Les Mouches Fantastiques (amateur journal)/March 1920/Suicide
Suicide
They told me that I must play at chess with God, for all men play that game with Him. They brought me before Him in a mighty house where all was silence save for the ticking of an enormous clock that marked the rise and fall of centuries. And when the dull red and black beard was laid across our knees, and He moved His pawn a square, I heard a woman’s scream, and saw, when I moved it to play, that my hand was the hand of a child. I looked on the Face, and saw nothing, only emptiness, with a faint gleaming deep in the void.
And the clock ticked monotonously, repeating through infinite corridors.
Again He moved, and it was a queen He shifted, and when I moved my knight, I saw that my hand was the hand of a man. But my moves were always false, and one by one I lost my men.
The clock ticked ceaselessly, monotonously, and the echo came faintly from the infinite length of corridors.
The game went on interminably; He won continually.

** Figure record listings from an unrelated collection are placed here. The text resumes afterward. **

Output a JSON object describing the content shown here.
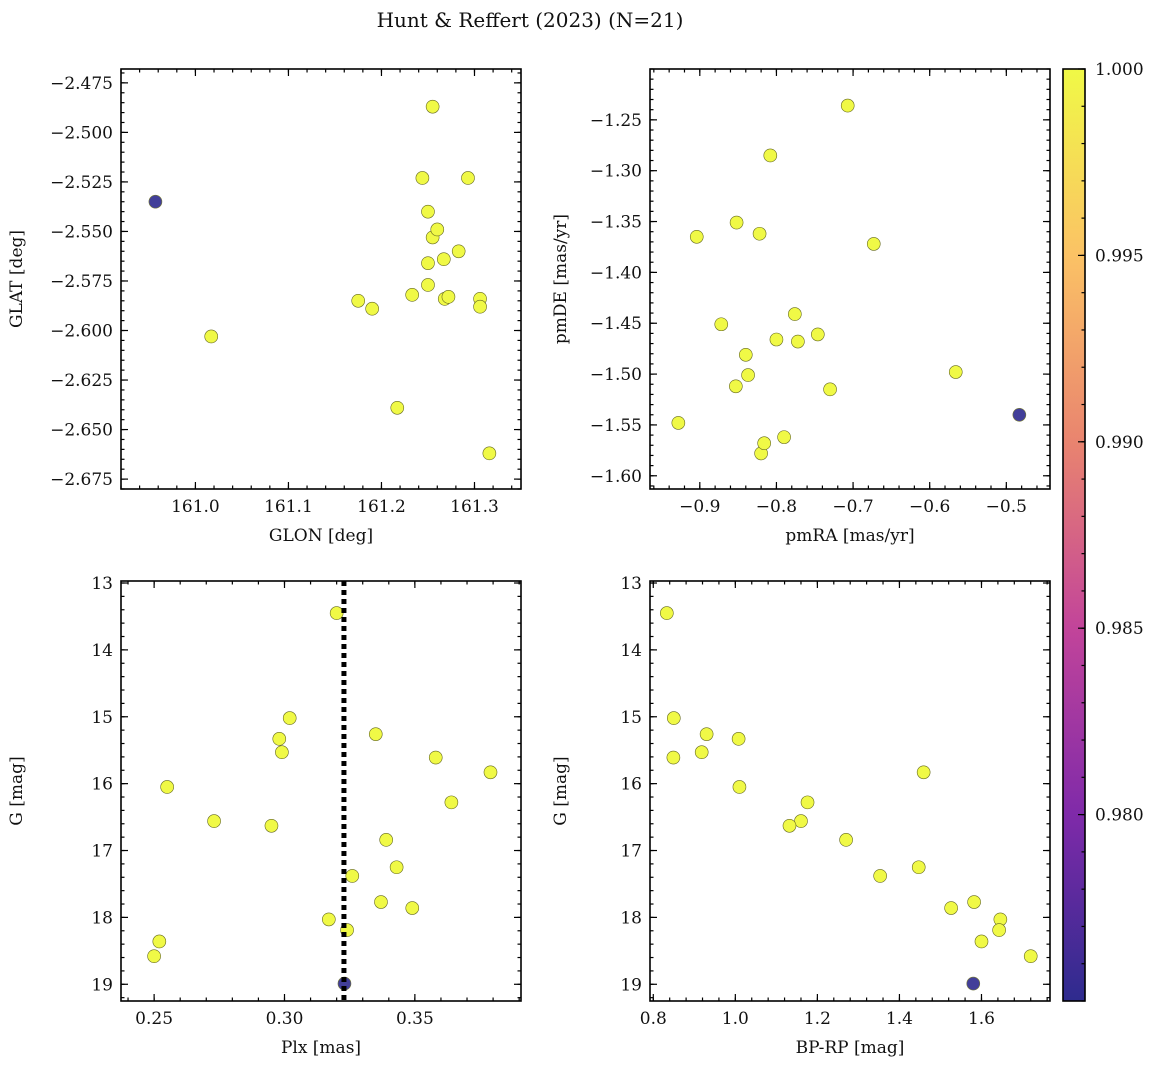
{
  "title": "Hunt & Reffert (2023) (N=21)",
  "colors": {
    "member": "#f0f946",
    "low": "#2e2b8e",
    "point_edge": "#666a20",
    "ref_line": "#000000"
  },
  "chart_data": [
    {
      "type": "scatter",
      "id": "glon_glat",
      "xlabel": "GLON [deg]",
      "ylabel": "GLAT [deg]",
      "xlim": [
        160.92,
        161.35
      ],
      "ylim": [
        -2.68,
        -2.468
      ],
      "xticks": [
        161.0,
        161.1,
        161.2,
        161.3
      ],
      "xtick_labels": [
        "161.0",
        "161.1",
        "161.2",
        "161.3"
      ],
      "yticks": [
        -2.475,
        -2.5,
        -2.525,
        -2.55,
        -2.575,
        -2.6,
        -2.625,
        -2.65,
        -2.675
      ],
      "ytick_labels": [
        "−2.475",
        "−2.500",
        "−2.525",
        "−2.550",
        "−2.575",
        "−2.600",
        "−2.625",
        "−2.650",
        "−2.675"
      ],
      "points": [
        {
          "x": 160.957,
          "y": -2.535,
          "p": 0.975
        },
        {
          "x": 161.017,
          "y": -2.603,
          "p": 1.0
        },
        {
          "x": 161.175,
          "y": -2.585,
          "p": 1.0
        },
        {
          "x": 161.19,
          "y": -2.589,
          "p": 1.0
        },
        {
          "x": 161.217,
          "y": -2.639,
          "p": 1.0
        },
        {
          "x": 161.233,
          "y": -2.582,
          "p": 1.0
        },
        {
          "x": 161.244,
          "y": -2.523,
          "p": 1.0
        },
        {
          "x": 161.25,
          "y": -2.54,
          "p": 1.0
        },
        {
          "x": 161.25,
          "y": -2.566,
          "p": 1.0
        },
        {
          "x": 161.25,
          "y": -2.577,
          "p": 1.0
        },
        {
          "x": 161.255,
          "y": -2.487,
          "p": 1.0
        },
        {
          "x": 161.255,
          "y": -2.553,
          "p": 1.0
        },
        {
          "x": 161.26,
          "y": -2.549,
          "p": 1.0
        },
        {
          "x": 161.267,
          "y": -2.564,
          "p": 1.0
        },
        {
          "x": 161.268,
          "y": -2.584,
          "p": 1.0
        },
        {
          "x": 161.272,
          "y": -2.583,
          "p": 1.0
        },
        {
          "x": 161.283,
          "y": -2.56,
          "p": 1.0
        },
        {
          "x": 161.293,
          "y": -2.523,
          "p": 1.0
        },
        {
          "x": 161.306,
          "y": -2.584,
          "p": 1.0
        },
        {
          "x": 161.306,
          "y": -2.588,
          "p": 1.0
        },
        {
          "x": 161.316,
          "y": -2.662,
          "p": 1.0
        }
      ]
    },
    {
      "type": "scatter",
      "id": "pmra_pmde",
      "xlabel": "pmRA [mas/yr]",
      "ylabel": "pmDE [mas/yr]",
      "xlim": [
        -0.965,
        -0.443
      ],
      "ylim": [
        -1.613,
        -1.2
      ],
      "xticks": [
        -0.9,
        -0.8,
        -0.7,
        -0.6,
        -0.5
      ],
      "xtick_labels": [
        "−0.9",
        "−0.8",
        "−0.7",
        "−0.6",
        "−0.5"
      ],
      "yticks": [
        -1.25,
        -1.3,
        -1.35,
        -1.4,
        -1.45,
        -1.5,
        -1.55,
        -1.6
      ],
      "ytick_labels": [
        "−1.25",
        "−1.30",
        "−1.35",
        "−1.40",
        "−1.45",
        "−1.50",
        "−1.55",
        "−1.60"
      ],
      "points": [
        {
          "x": -0.928,
          "y": -1.548,
          "p": 1.0
        },
        {
          "x": -0.904,
          "y": -1.365,
          "p": 1.0
        },
        {
          "x": -0.872,
          "y": -1.451,
          "p": 1.0
        },
        {
          "x": -0.852,
          "y": -1.351,
          "p": 1.0
        },
        {
          "x": -0.853,
          "y": -1.512,
          "p": 1.0
        },
        {
          "x": -0.84,
          "y": -1.481,
          "p": 1.0
        },
        {
          "x": -0.837,
          "y": -1.501,
          "p": 1.0
        },
        {
          "x": -0.822,
          "y": -1.362,
          "p": 1.0
        },
        {
          "x": -0.82,
          "y": -1.578,
          "p": 1.0
        },
        {
          "x": -0.816,
          "y": -1.568,
          "p": 1.0
        },
        {
          "x": -0.808,
          "y": -1.285,
          "p": 1.0
        },
        {
          "x": -0.8,
          "y": -1.466,
          "p": 1.0
        },
        {
          "x": -0.79,
          "y": -1.562,
          "p": 1.0
        },
        {
          "x": -0.776,
          "y": -1.441,
          "p": 1.0
        },
        {
          "x": -0.772,
          "y": -1.468,
          "p": 1.0
        },
        {
          "x": -0.746,
          "y": -1.461,
          "p": 1.0
        },
        {
          "x": -0.73,
          "y": -1.515,
          "p": 1.0
        },
        {
          "x": -0.707,
          "y": -1.236,
          "p": 1.0
        },
        {
          "x": -0.673,
          "y": -1.372,
          "p": 1.0
        },
        {
          "x": -0.566,
          "y": -1.498,
          "p": 1.0
        },
        {
          "x": -0.483,
          "y": -1.54,
          "p": 0.975
        }
      ]
    },
    {
      "type": "scatter",
      "id": "plx_g",
      "xlabel": "Plx [mas]",
      "ylabel": "G [mag]",
      "xlim": [
        0.2373,
        0.3907
      ],
      "ylim": [
        19.25,
        12.97
      ],
      "xticks": [
        0.25,
        0.3,
        0.35
      ],
      "xtick_labels": [
        "0.25",
        "0.30",
        "0.35"
      ],
      "yticks": [
        13,
        14,
        15,
        16,
        17,
        18,
        19
      ],
      "ytick_labels": [
        "13",
        "14",
        "15",
        "16",
        "17",
        "18",
        "19"
      ],
      "vline": 0.3228,
      "points": [
        {
          "x": 0.32,
          "y": 13.45,
          "p": 1.0
        },
        {
          "x": 0.302,
          "y": 15.02,
          "p": 1.0
        },
        {
          "x": 0.335,
          "y": 15.26,
          "p": 1.0
        },
        {
          "x": 0.298,
          "y": 15.33,
          "p": 1.0
        },
        {
          "x": 0.299,
          "y": 15.53,
          "p": 1.0
        },
        {
          "x": 0.358,
          "y": 15.61,
          "p": 1.0
        },
        {
          "x": 0.379,
          "y": 15.83,
          "p": 1.0
        },
        {
          "x": 0.255,
          "y": 16.05,
          "p": 1.0
        },
        {
          "x": 0.364,
          "y": 16.28,
          "p": 1.0
        },
        {
          "x": 0.273,
          "y": 16.56,
          "p": 1.0
        },
        {
          "x": 0.295,
          "y": 16.63,
          "p": 1.0
        },
        {
          "x": 0.339,
          "y": 16.84,
          "p": 1.0
        },
        {
          "x": 0.343,
          "y": 17.25,
          "p": 1.0
        },
        {
          "x": 0.326,
          "y": 17.38,
          "p": 1.0
        },
        {
          "x": 0.337,
          "y": 17.77,
          "p": 1.0
        },
        {
          "x": 0.349,
          "y": 17.86,
          "p": 1.0
        },
        {
          "x": 0.317,
          "y": 18.03,
          "p": 1.0
        },
        {
          "x": 0.324,
          "y": 18.19,
          "p": 1.0
        },
        {
          "x": 0.252,
          "y": 18.36,
          "p": 1.0
        },
        {
          "x": 0.25,
          "y": 18.58,
          "p": 1.0
        },
        {
          "x": 0.323,
          "y": 18.99,
          "p": 0.975
        }
      ]
    },
    {
      "type": "scatter",
      "id": "bprp_g",
      "xlabel": "BP-RP [mag]",
      "ylabel": "G [mag]",
      "xlim": [
        0.792,
        1.767
      ],
      "ylim": [
        19.25,
        12.97
      ],
      "xticks": [
        0.8,
        1.0,
        1.2,
        1.4,
        1.6
      ],
      "xtick_labels": [
        "0.8",
        "1.0",
        "1.2",
        "1.4",
        "1.6"
      ],
      "yticks": [
        13,
        14,
        15,
        16,
        17,
        18,
        19
      ],
      "ytick_labels": [
        "13",
        "14",
        "15",
        "16",
        "17",
        "18",
        "19"
      ],
      "points": [
        {
          "x": 0.833,
          "y": 13.45,
          "p": 1.0
        },
        {
          "x": 0.85,
          "y": 15.02,
          "p": 1.0
        },
        {
          "x": 0.93,
          "y": 15.26,
          "p": 1.0
        },
        {
          "x": 1.008,
          "y": 15.33,
          "p": 1.0
        },
        {
          "x": 0.918,
          "y": 15.53,
          "p": 1.0
        },
        {
          "x": 0.849,
          "y": 15.61,
          "p": 1.0
        },
        {
          "x": 1.459,
          "y": 15.83,
          "p": 1.0
        },
        {
          "x": 1.01,
          "y": 16.05,
          "p": 1.0
        },
        {
          "x": 1.176,
          "y": 16.28,
          "p": 1.0
        },
        {
          "x": 1.16,
          "y": 16.56,
          "p": 1.0
        },
        {
          "x": 1.132,
          "y": 16.63,
          "p": 1.0
        },
        {
          "x": 1.27,
          "y": 16.84,
          "p": 1.0
        },
        {
          "x": 1.447,
          "y": 17.25,
          "p": 1.0
        },
        {
          "x": 1.353,
          "y": 17.38,
          "p": 1.0
        },
        {
          "x": 1.582,
          "y": 17.77,
          "p": 1.0
        },
        {
          "x": 1.526,
          "y": 17.86,
          "p": 1.0
        },
        {
          "x": 1.646,
          "y": 18.03,
          "p": 1.0
        },
        {
          "x": 1.643,
          "y": 18.19,
          "p": 1.0
        },
        {
          "x": 1.6,
          "y": 18.36,
          "p": 1.0
        },
        {
          "x": 1.72,
          "y": 18.58,
          "p": 1.0
        },
        {
          "x": 1.58,
          "y": 18.99,
          "p": 0.975
        }
      ]
    }
  ],
  "colorbar": {
    "range": [
      0.975,
      1.0
    ],
    "ticks": [
      0.98,
      0.985,
      0.99,
      0.995,
      1.0
    ],
    "tick_labels": [
      "0.980",
      "0.985",
      "0.990",
      "0.995",
      "1.000"
    ],
    "stops": [
      "#2e2b8e",
      "#7f2aa9",
      "#c2449a",
      "#e9846f",
      "#fbc265",
      "#f0f946"
    ]
  }
}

I felt the weight of time bend on my spirit as my hands waved feebly about the board, I looked again at the Face, and found it blank as before, save for the cruel glimmering in the emptiness. His hand shifted quickly, and the fingers were thin, with ridges at the joints.
Tick! The clock sounded interminably. By and by, I heard nothing but the horrible ticking of that clock. I would not move my hands to play, I wanted to stop the game. Only His implacable hand came came out relentlessly, monotonously, like the ticking of the clock in its insistence.
Suddenly, I kicked violently, and upset the board with its fantastic array of men in God’s lap.
And I heard the clock no more after that.